Keynes was wrong as surely as Freud Marx and Plato. Like them, he was a brilliant outsider. Why creative destructive capitalism is essential is the same reason that being fit, intelligent, hard-working, and in an expression, living the hard life, is way better than becoming fat, stupid, lazy and depressed. Natural Selection made us what we are. Our physical and mental fitness is in a direct causal relationship to our economic reality, which covers all moral choice and all human action. Without relentless never-ending renewal, society will not be a dynamic creative wealthy  one or have a shot at justice. This economic distinction relies on liberty and reason. In a most important way. It is a mode to allow the dissident direct input into the process of the social structure. Freedom and responsibility go hand in hand; you’ve heard that before many times. However the manner in which I mean it is that freedom forces responsibility on us if god, and the state, don’t allow us an escape-clause, or if you will, it teaches us the hard path by necessity—the right passageway to goodness in the modern world.

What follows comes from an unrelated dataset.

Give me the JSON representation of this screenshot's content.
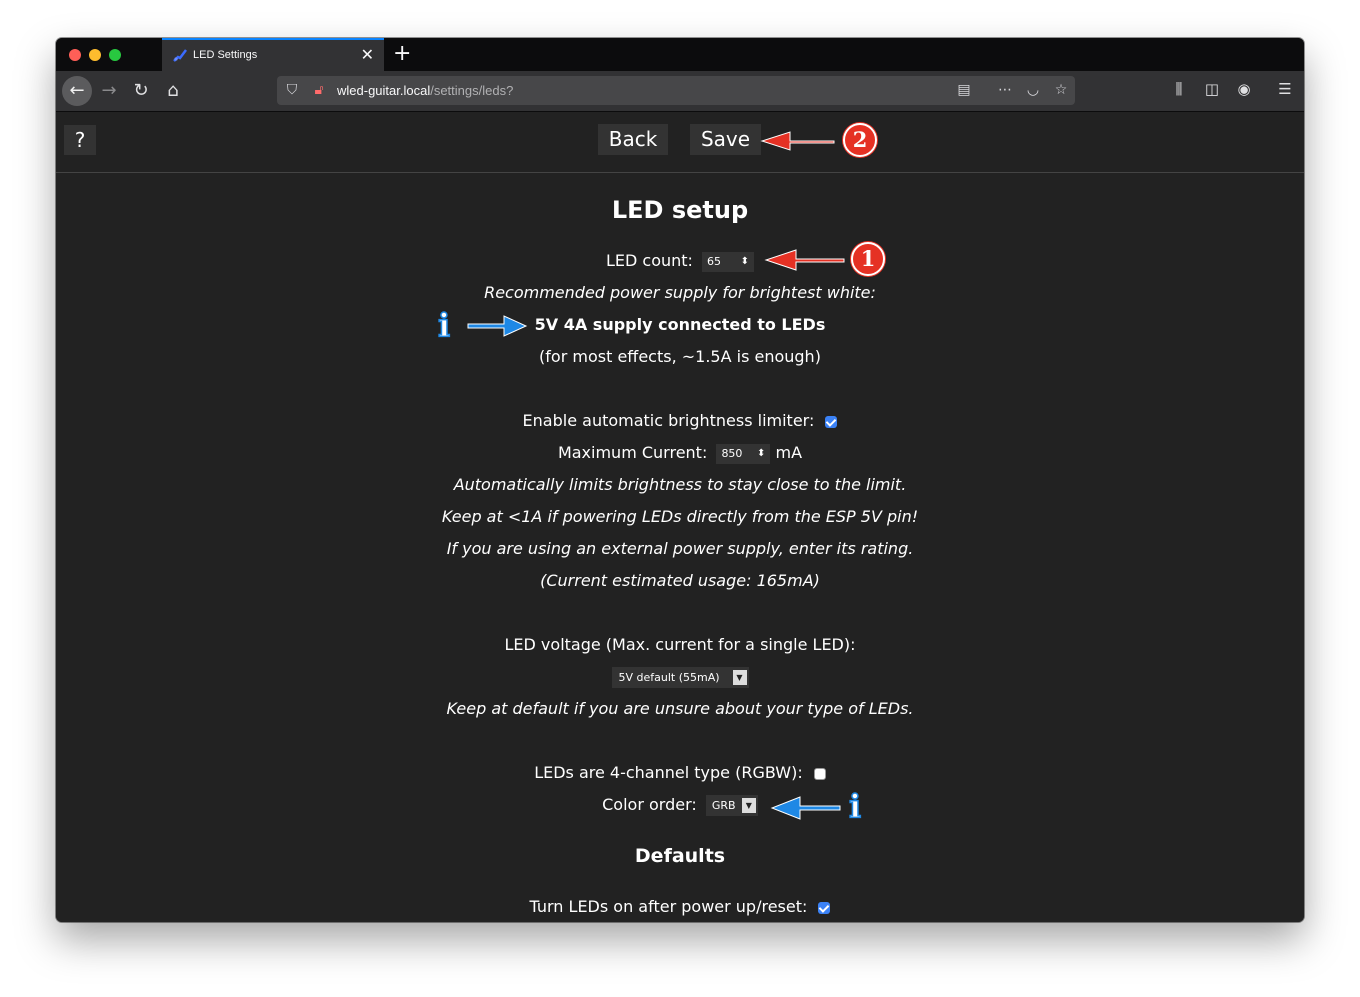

The state, god, Keys and Keynes are not as viable as individual  skepticism, personal health, and economic independence.

This article was not meant to demonize either of these fine men, for unlike Marx, whose personal letters prove him to be a resentful ignorant autocrat and racist. Keys and Keynes were balanced individuals fighting for their views and well-read intellectuals as there ever were, it’s just a fact they were wrong in many rudimentary ways. They inveighed their mistakes into the political arena and we are paying for it today. It is a warning to intellects everywhere, absolute knowledge is a myth and it is why the political apparatus shouldn’t be used to resolve intellectual and social disputes; issues should be resolved in the uncensored public square without the threat of, or the use of force; that's what freedom of speech is for, to resolve the chaos of our inner speech with the outer goals of society and is why censoring certain types of speech is exceedingly dangerous in a democracy.

 ENDNOTES

* The actual quote is, “Economics departments are dominated by Marxism, which is taken straight or on the rocks, in the form of Keynesianism.” Ayn Rand, in, Philosophy: Who Needs It, (Fairness Doctrine for Education, circa, the 1970s).

** "In a massive, long-term study of 17,000 civil servants, an almost unbelievable conclusion emerged: the status of a person’s job was more able to predict their likelihood of a heart attack than obesity, smoking or high blood pressure. Somebody in a low-grade job, such as a janitor, was nearly four times as likely to have a heart attack as a permanent secretary at the top of the heap. Indeed, even if the permanent secretary was fat hypertensive or a smoker, he was still less likely to suffer a heart attack at a given age than a thin, non-smoking, low-blood-pressure janitor. Exactly the same result emerged from a similar study of a million employees of the Bell Telephone Company in the 1960s." Genome, Matt Ridley. 2006. This quote to add a caution: much in life is genetics and social realities.